The Blue Lady

By Marven Ewen, MD
Medical Director
allied medical training

Sometimes people are too reliant on internet information. Instead of carefully assessing their situation, they immediately search for an answer on Google. Too much sensational and typically inaccurate medical TV shows have raised the awareness of serious conditions, so much so that people jump to the conclusion that whatever symptom they are having is surely a sign of a life-threatening problem. With little medical knowledge, it is easy to misinterpret or misapply the facts.


The following is a typical example of this:


An 18-year-old woman presents to the ER in tears accompanied by her family, who appear distraught. Through sobs, she explains to the nurse that when she was getting ready to go to bed she noticed her legs were blue! She immediately consulted the internet which confirmed her initial impression that she was suffering from blood clots. By the time she was seen in the ER, she was tachycardic, mildly hypertensive, and had the sensation of tingling in her feet. The nurse began the initial assessment with some questions.

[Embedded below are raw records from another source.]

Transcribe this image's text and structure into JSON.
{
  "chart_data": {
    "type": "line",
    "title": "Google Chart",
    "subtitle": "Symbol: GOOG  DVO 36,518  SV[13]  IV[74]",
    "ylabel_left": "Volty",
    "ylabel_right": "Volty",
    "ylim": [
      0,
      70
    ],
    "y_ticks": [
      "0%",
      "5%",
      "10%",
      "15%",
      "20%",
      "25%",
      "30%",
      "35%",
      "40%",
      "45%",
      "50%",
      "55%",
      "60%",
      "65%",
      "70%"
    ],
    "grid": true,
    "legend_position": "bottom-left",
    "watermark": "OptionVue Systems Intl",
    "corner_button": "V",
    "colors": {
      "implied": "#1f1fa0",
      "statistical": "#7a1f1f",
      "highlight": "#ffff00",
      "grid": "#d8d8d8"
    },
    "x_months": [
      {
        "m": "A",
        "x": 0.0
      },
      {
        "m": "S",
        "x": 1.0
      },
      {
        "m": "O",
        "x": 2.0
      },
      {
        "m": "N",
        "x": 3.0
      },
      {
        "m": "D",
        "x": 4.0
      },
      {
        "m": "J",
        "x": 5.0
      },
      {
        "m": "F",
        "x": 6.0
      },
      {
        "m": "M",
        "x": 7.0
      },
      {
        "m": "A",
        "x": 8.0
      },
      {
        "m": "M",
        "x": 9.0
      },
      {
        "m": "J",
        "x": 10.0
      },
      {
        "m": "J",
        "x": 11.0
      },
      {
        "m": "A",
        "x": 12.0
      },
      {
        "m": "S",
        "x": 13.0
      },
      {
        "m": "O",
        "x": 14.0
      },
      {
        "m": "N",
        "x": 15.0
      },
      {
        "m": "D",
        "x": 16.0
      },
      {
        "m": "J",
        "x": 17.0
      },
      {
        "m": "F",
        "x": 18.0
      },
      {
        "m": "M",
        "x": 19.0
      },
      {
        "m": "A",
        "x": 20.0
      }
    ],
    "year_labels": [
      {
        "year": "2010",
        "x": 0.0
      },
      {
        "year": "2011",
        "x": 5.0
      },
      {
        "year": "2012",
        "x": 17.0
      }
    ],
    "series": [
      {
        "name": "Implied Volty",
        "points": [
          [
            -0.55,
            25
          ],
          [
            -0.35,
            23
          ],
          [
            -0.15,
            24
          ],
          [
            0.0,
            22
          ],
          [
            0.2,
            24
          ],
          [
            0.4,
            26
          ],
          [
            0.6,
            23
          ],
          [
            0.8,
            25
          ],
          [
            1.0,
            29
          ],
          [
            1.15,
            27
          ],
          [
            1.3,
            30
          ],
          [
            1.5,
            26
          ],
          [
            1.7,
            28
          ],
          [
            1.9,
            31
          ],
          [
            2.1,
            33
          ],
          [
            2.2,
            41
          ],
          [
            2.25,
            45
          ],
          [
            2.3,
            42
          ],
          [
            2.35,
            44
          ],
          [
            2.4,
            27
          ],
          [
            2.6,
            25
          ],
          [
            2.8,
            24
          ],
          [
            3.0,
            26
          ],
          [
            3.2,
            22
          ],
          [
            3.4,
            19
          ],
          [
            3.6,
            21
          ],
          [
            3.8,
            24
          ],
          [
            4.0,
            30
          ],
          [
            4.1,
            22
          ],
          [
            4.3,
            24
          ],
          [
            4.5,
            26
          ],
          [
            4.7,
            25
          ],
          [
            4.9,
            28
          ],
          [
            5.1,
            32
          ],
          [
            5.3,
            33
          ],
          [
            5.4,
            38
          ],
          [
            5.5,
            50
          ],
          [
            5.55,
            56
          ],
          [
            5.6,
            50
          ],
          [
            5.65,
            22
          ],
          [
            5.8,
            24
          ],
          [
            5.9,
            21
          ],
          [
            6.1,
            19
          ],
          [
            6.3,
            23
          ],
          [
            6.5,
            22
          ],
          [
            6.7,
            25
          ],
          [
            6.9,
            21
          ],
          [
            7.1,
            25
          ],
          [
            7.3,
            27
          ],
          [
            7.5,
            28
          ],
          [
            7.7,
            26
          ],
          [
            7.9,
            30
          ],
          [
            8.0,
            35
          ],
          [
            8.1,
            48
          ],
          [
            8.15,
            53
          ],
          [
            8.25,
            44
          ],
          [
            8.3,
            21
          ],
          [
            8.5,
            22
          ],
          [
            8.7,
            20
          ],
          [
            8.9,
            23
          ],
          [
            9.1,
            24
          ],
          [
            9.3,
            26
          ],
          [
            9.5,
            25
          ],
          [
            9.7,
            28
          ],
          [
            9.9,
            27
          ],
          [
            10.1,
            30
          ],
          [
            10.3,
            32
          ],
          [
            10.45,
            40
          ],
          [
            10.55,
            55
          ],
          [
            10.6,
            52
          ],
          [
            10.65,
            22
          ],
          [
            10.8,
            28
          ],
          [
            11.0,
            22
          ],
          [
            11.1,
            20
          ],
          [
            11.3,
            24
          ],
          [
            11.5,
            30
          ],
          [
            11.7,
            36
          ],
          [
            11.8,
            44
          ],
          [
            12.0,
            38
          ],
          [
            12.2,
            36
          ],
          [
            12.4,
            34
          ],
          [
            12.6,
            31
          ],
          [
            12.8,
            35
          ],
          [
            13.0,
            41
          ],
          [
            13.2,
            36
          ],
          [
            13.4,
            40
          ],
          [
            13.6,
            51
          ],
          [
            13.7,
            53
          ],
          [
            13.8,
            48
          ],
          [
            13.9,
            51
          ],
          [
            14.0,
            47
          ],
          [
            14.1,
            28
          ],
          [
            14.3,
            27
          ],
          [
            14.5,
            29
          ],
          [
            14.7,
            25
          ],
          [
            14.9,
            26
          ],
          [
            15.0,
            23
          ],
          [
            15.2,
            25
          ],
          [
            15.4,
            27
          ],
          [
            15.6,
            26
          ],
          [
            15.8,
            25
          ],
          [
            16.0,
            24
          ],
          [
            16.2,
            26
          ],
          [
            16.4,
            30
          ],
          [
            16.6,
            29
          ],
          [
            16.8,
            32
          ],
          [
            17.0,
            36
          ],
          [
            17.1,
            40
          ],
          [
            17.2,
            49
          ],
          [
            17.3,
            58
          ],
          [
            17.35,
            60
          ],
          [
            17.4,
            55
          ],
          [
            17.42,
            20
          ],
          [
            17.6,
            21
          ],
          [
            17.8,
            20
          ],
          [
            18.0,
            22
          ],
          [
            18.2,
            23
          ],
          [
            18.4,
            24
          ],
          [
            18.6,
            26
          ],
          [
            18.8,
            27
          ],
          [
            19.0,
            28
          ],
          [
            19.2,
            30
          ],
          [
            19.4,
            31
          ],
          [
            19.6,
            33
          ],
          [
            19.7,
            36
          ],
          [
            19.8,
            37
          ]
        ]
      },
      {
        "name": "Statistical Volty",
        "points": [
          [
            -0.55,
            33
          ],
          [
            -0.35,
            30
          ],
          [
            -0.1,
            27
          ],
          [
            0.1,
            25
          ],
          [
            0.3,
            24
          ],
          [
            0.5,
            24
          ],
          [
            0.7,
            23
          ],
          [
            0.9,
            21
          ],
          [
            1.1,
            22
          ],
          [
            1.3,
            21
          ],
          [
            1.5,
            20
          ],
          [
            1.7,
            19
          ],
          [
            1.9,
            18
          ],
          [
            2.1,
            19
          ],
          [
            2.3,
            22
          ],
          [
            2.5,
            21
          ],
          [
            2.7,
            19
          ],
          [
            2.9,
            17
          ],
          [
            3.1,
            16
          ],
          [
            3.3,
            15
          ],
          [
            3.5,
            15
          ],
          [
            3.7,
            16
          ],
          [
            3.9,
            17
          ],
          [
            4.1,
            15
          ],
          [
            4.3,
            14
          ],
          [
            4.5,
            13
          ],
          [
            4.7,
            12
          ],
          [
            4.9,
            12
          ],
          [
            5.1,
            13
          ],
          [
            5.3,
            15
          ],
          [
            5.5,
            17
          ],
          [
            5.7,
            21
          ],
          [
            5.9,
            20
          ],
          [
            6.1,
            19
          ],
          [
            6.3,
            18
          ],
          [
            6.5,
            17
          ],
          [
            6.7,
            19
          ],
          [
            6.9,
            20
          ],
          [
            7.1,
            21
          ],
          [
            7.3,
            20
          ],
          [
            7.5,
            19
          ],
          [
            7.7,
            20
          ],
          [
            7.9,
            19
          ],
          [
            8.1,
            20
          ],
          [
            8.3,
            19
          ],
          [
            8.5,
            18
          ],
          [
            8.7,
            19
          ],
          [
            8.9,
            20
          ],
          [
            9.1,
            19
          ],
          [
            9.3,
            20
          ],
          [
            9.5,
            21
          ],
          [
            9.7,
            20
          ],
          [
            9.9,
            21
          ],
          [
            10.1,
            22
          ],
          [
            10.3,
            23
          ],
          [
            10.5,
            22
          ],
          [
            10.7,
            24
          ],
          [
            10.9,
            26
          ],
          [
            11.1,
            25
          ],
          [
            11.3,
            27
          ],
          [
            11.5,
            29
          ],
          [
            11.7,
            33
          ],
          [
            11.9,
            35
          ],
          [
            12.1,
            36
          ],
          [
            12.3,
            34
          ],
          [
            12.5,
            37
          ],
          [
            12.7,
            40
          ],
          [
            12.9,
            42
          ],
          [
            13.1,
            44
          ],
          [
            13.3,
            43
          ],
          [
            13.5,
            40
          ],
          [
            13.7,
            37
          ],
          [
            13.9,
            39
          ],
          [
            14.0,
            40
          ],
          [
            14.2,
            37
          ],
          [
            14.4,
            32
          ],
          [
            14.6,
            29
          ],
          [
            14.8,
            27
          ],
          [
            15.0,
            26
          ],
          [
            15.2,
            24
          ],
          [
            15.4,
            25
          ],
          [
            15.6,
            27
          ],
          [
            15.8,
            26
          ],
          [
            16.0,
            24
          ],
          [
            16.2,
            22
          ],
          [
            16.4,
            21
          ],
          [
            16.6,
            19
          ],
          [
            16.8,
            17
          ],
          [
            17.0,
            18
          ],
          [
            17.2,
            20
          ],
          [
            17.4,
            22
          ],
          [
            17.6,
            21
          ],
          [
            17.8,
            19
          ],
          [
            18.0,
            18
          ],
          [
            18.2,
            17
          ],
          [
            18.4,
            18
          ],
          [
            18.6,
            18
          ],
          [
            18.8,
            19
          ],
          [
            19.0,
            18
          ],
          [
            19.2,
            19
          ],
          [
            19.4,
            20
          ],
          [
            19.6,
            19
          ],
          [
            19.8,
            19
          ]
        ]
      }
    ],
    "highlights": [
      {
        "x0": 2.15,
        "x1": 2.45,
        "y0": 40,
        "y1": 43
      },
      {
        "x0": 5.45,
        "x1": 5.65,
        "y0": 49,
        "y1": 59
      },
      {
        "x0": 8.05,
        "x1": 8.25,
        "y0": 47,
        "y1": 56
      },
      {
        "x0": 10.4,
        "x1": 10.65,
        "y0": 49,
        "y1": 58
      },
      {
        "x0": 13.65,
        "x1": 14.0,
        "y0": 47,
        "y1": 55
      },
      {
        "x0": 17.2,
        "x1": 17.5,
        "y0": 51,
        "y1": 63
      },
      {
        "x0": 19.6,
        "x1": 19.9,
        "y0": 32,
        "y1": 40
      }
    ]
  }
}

“Are you having any pain?”


“How about swelling anywhere?”


“Are you taking any medications such as oral contraception?”


“Have you missed a menstrual period recently?”



She was a healthy young woman with no significant history. There was no history of trauma. Well, this was a puzzle. With this preliminary history, I entered the room and noted a distraught young woman wearing an exam gown sitting on a stretcher with her clothing on a nearby chair. Her legs were indeed blue!


My first question was: “When did you get the new jeans?”

Somewhat taken aback by this unexpected question, she replied, “Today…why?”


I pulled out  an alcohol swab from my lab coat pocket. “I want to show you something,” I said as I unwrapped the swab from its package. I then used the swab to wipe a small patch of blue skin on her leg. The swab turned blue. “It’s ink from your new jeans.”


Sometimes the simple truth can be hard to accept but irrefutable. I explained the tingling in her extremities was from hyperventilating due to the anxiety of assuming her condition was something more serious.


On another occasion, I saw a 15-year-old suspected of having a stroke. When I entered the exam room, the patient’s mother immediately told me her daughter should have a CT scan because she is having a stroke. The daughter appeared alert and in no distress sitting on the side of a stretcher with normal vital signs. I asked what why she thought her daughter is having a stroke.


“Well, just look at her neck!” the mother shrieked. The patient seemed to have a dark ring around her neck. I informed her that it’s not a sign of a stroke and began to enquire about any neurological symptoms. But she cut me off and said, “My neighbor is a nurse and said that the dark area on her neck means it’s a stroke, so don’t waste any more time and get a scan!”


Not letting the mother in on my doubtfulness that her neighbor is indeed a registered nurse, I asked the patient if she wears jewelry around her neck. She replied yes, a metallic expanding type collar. I asked her what color it is. She indicated it was black. I pulled an alcohol swab out of my pocket, which I carry for just this type of occasion.